Fast String search algorithm

Discussion in 'Java' started by Roedy Green, Dec 16, 2011.

  1. Roedy Green

    Roedy Green Guest

    Let's say I had a million records each with a text field. I wanted to
    find all records that contained a given substring. Are there fast
    algorithms to do that or do you have to scan the whole thing linearly?

    I imagine you could build an index of words. Then maybe you could
    figure out which words contain the string, and narrow your search to
    records with those words.

    Similarly, I was wondering how you might build an index to all the
    files on a computer so that you could find one just by giving a wild
    card or partial filename.
    --
    Roedy Green Canadian Mind Products
    http://mindprod.com
    For me, the appeal of computer programming is that
    even though I am quite a klutz,
    I can still produce something, in a sense
    perfect, because the computer gives me as many
    chances as I please to get it right.
    Roedy Green, Dec 16, 2011
    #1
    1. Advertising

  2. Roedy Green

    Tom Anderson Guest

    On Fri, 16 Dec 2011, Roedy Green wrote:

    > Let's say I had a million records each with a text field. I wanted to
    > find all records that contained a given substring. Are there fast
    > algorithms to do that or do you have to scan the whole thing linearly?


    http://en.wikipedia.org/wiki/Inverted_index

    > I imagine you could build an index of words. Then maybe you could
    > figure out which words contain the string, and narrow your search to
    > records with those words.


    Exactly that!

    > Similarly, I was wondering how you might build an index to all the files
    > on a computer so that you could find one just by giving a wild card or
    > partial filename.


    There is a standard utility on unix that does just that:

    http://en.wikipedia.org/wiki/Locate_(Unix)

    The source is in C, but might be informative (this is for the 'mlocate'
    version):

    https://fedorahosted.org/mlocate/browser/src

    tom

    --
    Get a fucking hobby that isn't breathing, browsing 4chan, or fapping. --
    The Well Cultured Anonymous, on Manners
    Tom Anderson, Dec 16, 2011
    #2
    1. Advertising

  3. Roedy Green

    Tassilo Horn Guest

    Roedy Green <> writes:

    > Let's say I had a million records each with a text field. I wanted to
    > find all records that contained a given substring. Are there fast
    > algorithms to do that or do you have to scan the whole thing linearly?

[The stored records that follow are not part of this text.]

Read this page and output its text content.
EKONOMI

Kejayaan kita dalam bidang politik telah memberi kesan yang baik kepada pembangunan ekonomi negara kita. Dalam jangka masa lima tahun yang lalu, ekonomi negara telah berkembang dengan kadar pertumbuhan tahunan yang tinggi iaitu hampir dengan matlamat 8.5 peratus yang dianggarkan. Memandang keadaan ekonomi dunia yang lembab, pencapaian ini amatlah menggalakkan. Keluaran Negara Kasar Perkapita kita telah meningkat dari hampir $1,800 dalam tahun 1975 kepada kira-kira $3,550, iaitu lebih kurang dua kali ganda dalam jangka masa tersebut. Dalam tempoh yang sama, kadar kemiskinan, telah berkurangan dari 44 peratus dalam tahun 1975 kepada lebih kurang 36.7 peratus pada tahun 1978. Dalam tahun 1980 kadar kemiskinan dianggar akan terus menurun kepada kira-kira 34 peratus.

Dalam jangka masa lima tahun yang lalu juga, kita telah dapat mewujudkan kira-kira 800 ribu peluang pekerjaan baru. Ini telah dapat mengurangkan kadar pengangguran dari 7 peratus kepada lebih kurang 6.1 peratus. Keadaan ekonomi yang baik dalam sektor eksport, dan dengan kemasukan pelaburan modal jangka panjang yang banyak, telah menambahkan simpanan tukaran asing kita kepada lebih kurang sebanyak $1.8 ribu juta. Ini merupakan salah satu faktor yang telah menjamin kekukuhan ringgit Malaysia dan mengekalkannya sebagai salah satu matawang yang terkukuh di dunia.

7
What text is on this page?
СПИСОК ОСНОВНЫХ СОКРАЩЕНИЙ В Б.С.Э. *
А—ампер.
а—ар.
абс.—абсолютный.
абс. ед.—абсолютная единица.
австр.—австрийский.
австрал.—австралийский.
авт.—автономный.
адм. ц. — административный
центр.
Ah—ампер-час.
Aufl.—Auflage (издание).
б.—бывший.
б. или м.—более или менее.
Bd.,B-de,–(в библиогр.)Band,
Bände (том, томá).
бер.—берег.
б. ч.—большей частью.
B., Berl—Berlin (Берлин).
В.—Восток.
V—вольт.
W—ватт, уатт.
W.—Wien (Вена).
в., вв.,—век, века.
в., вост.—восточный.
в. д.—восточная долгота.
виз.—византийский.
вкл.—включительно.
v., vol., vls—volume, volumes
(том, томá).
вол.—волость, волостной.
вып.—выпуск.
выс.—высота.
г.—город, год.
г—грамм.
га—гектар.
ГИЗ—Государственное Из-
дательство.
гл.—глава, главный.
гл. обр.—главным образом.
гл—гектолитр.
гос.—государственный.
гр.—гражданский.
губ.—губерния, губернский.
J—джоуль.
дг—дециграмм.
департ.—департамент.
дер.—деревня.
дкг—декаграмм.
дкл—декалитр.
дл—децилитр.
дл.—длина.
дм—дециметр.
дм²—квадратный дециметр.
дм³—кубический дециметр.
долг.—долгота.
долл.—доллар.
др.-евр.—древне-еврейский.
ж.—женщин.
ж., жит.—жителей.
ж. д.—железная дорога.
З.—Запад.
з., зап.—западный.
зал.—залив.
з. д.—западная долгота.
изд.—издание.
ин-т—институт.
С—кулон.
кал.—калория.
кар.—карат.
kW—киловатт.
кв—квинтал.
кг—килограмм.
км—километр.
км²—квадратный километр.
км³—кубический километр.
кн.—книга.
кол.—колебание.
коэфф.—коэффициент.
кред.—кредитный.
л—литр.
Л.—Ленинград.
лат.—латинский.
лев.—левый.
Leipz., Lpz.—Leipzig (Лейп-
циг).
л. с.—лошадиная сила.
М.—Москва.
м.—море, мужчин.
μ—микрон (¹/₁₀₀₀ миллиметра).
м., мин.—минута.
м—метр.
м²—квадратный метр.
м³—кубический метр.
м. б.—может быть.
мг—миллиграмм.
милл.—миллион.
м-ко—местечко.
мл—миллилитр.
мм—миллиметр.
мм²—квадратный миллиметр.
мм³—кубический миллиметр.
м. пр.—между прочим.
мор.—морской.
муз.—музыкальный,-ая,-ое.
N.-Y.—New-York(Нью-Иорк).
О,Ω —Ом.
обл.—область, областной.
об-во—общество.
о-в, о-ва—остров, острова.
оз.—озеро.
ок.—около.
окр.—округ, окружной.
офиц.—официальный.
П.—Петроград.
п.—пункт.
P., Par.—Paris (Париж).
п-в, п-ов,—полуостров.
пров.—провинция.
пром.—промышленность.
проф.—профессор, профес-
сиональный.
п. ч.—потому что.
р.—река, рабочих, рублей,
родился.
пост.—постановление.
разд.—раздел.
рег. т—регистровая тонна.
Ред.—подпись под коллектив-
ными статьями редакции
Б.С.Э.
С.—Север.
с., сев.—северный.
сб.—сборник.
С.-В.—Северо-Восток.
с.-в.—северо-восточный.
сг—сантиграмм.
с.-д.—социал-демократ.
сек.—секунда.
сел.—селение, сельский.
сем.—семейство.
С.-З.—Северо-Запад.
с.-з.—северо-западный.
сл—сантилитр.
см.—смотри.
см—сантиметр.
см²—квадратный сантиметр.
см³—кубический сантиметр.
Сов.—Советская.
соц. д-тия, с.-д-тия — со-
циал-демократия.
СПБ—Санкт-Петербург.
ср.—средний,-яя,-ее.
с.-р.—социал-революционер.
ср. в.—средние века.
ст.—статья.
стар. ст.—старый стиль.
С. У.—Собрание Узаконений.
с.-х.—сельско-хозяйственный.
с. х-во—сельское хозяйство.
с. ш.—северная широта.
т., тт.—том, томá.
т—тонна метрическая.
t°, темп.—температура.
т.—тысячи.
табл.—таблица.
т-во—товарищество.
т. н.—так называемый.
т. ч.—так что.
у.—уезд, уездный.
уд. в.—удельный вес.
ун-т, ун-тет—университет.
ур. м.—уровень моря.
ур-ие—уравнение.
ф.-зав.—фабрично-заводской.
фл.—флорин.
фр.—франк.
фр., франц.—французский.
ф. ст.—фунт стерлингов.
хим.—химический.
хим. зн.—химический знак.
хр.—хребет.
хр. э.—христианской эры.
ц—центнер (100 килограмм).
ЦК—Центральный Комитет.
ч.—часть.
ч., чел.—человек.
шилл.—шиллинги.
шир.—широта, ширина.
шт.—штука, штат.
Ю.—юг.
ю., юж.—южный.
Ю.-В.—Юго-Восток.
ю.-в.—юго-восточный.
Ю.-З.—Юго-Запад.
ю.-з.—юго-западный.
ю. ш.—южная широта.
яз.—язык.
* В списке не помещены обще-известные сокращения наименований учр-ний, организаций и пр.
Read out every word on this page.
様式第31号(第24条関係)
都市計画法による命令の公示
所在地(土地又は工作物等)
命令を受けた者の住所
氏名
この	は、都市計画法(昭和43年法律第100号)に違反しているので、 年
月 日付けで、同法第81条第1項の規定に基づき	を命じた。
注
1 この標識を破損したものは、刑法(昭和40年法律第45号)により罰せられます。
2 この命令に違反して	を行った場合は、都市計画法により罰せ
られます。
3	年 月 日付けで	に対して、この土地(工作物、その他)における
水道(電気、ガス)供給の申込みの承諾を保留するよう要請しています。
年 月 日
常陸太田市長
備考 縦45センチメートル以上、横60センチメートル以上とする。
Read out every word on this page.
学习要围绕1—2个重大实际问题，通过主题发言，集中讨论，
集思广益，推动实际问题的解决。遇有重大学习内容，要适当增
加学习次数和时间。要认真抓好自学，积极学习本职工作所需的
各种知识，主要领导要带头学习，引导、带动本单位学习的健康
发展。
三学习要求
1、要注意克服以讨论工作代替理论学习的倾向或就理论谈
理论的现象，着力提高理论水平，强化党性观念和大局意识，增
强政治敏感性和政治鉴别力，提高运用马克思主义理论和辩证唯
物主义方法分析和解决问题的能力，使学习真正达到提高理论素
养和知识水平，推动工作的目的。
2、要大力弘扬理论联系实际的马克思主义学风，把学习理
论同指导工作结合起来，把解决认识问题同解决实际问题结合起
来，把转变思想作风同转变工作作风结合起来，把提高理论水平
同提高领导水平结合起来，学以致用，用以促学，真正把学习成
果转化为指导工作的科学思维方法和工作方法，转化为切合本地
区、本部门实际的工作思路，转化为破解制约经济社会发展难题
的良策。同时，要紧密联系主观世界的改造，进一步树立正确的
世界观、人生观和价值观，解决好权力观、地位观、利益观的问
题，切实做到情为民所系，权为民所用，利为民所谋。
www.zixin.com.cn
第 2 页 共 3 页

    Sure. See http://en.wikipedia.org/wiki/Substring_index

    > Similarly, I was wondering how you might build an index to all the
    > files on a computer so that you could find one just by giving a wild
    > card or partial filename.


    On UNIXes, that's exactly what the locate tool does. Then you can
    search with globbing wildcards

    % # all files containing the substring foo
    % locate *foo*

    or even with regular expressions

    % # all files that end with "r.c" or "r.cpp"
    % locate -r '.*r\.\(c\|cpp\)$'

    Bye,
    Tassilo
    Tassilo Horn, Dec 16, 2011
    #3
  4. On Fri, 16 Dec 2011 10:08:02 -0800, Roedy Green
    <> wrote:

    >Let's say I had a million records each with a text field. I wanted to
    >find all records that contained a given substring. Are there fast
    >algorithms to do that or do you have to scan the whole thing linearly?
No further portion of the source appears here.